We all dream of being rich or winning the lotto, but an excess of dough doesn’t drive an excess of happiness. One woman who won the lotto told Mr. Stossel she was very happy for a spell, but the thrill wore off. Mr. Stossel also cited a survey of 49 of the world’s richest folks. The mega rich aren’t a whit happier than any of us.
Mr. Stossel’s report got me to thinking about Abraham Maslow’s hierarchy of human needs, which I studied in college. At the bottom of the hierarchy are the most basic needs — the need for shelter, the need to eat.
As soon as we meet these needs, we long for slightly more. We long for safety and security. We want to sleep in a secure home at night and know we have a job to go to in the morning.
When I was growing up in the suburbs of Pittsburgh, most of the neighbors had good jobs and that was enough for them. They didn’t care if the work was interesting or even rewarding. If a job provided security for their family, it was a good job.
When we attain such security, we begin to focus on higher human needs. We focus on the need for love and belonging, for friends, romance and eventually a family. We are social beings, after all, and need each other to laugh and love and enjoy life.
And as that need is attained, we seek to fulfill the next need: for esteem. Maslow described this as the need for respect and recognition. The need to do work that matters, and the need to be recognized for it.
When all these core needs are met, we are poised to attain the highest level of human fulfillment: self-actualization, the granddaddy of them all.
“A musician must make music, the artist must paint, a poet must write, if he is to be ultimately at peace with himself,” writes Mr. Maslow. “What a man can be, he must be. This need we may call self-actualization.”
I didn’t realize, until I saw Mr. Stossel’s report and began to restudy Maslow’s hierarchy, how lucky I am where human happiness is concerned. There are plenty of improvements I can make in this life, to be sure, but I’m beginning to dabble my toes in the self-actualization pool.
There have been many periods in my years of self-employment when I was barely able to meet the most basic needs on Maslow’s hierarchy, but in recent years I’ve been blessed.
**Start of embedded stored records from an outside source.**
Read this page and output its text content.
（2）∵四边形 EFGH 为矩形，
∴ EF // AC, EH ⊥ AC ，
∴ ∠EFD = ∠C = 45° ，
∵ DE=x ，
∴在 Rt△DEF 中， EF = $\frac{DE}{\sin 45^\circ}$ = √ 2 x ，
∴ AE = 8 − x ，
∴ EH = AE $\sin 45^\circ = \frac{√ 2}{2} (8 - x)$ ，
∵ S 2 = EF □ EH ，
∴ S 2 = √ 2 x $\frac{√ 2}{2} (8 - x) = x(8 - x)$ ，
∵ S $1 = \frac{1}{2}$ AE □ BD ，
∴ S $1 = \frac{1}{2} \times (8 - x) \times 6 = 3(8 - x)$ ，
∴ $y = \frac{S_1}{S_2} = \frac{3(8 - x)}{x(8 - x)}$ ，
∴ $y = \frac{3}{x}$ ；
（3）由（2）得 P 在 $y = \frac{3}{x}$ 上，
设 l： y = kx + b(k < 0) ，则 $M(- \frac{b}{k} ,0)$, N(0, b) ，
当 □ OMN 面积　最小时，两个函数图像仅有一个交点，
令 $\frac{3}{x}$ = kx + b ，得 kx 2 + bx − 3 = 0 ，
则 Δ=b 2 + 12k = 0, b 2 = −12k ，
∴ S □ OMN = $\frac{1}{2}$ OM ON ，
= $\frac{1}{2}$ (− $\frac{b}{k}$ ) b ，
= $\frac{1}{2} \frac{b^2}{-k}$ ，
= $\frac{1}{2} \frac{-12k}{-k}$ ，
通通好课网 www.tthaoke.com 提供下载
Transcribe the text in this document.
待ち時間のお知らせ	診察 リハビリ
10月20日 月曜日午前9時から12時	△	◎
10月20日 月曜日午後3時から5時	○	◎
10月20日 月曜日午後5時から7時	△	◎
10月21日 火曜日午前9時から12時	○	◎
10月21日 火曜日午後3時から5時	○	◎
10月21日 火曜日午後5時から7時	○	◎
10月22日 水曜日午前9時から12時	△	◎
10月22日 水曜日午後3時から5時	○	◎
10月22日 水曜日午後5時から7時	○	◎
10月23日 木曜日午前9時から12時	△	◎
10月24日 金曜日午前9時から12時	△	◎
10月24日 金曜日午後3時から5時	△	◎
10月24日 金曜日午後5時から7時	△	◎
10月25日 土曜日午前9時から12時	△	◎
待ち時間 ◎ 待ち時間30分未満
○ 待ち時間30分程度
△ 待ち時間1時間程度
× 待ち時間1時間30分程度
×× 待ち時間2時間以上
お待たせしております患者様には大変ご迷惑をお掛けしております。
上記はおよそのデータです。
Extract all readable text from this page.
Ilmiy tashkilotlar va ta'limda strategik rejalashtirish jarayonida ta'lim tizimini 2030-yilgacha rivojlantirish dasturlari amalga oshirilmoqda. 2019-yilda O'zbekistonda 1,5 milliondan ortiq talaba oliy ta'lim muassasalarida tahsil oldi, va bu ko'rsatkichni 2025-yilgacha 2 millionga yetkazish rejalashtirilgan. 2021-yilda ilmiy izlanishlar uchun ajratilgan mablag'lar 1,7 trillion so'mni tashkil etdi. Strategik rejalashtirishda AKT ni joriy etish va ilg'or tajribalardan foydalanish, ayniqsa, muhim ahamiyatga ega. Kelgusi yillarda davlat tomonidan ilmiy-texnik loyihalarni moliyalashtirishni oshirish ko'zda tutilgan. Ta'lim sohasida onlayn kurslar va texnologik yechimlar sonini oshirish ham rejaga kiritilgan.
I earn more than I need, particularly since I moved back to Pittsburgh.
Last year, I was able to do part-time corporate work so I could spend more time researching and writing about subjects I love (one fiction book and one nonfiction). I was able to allow my income to drop about 40 percent over the previous years, but it was one of the happiest years I’ve ever had.
Mr. Stossel concludes true happiness is brought by such oldies but goodies as marriage, family, friends, religion. A recent Gallup study showed, in fact, married people are significantly happier than singles, and religious people are significantly happier than the nonreligious.
And what we do and how we do it are far more important than how much we are paid to do it. For many of the most rewarding things we do, we aren’t paid at all.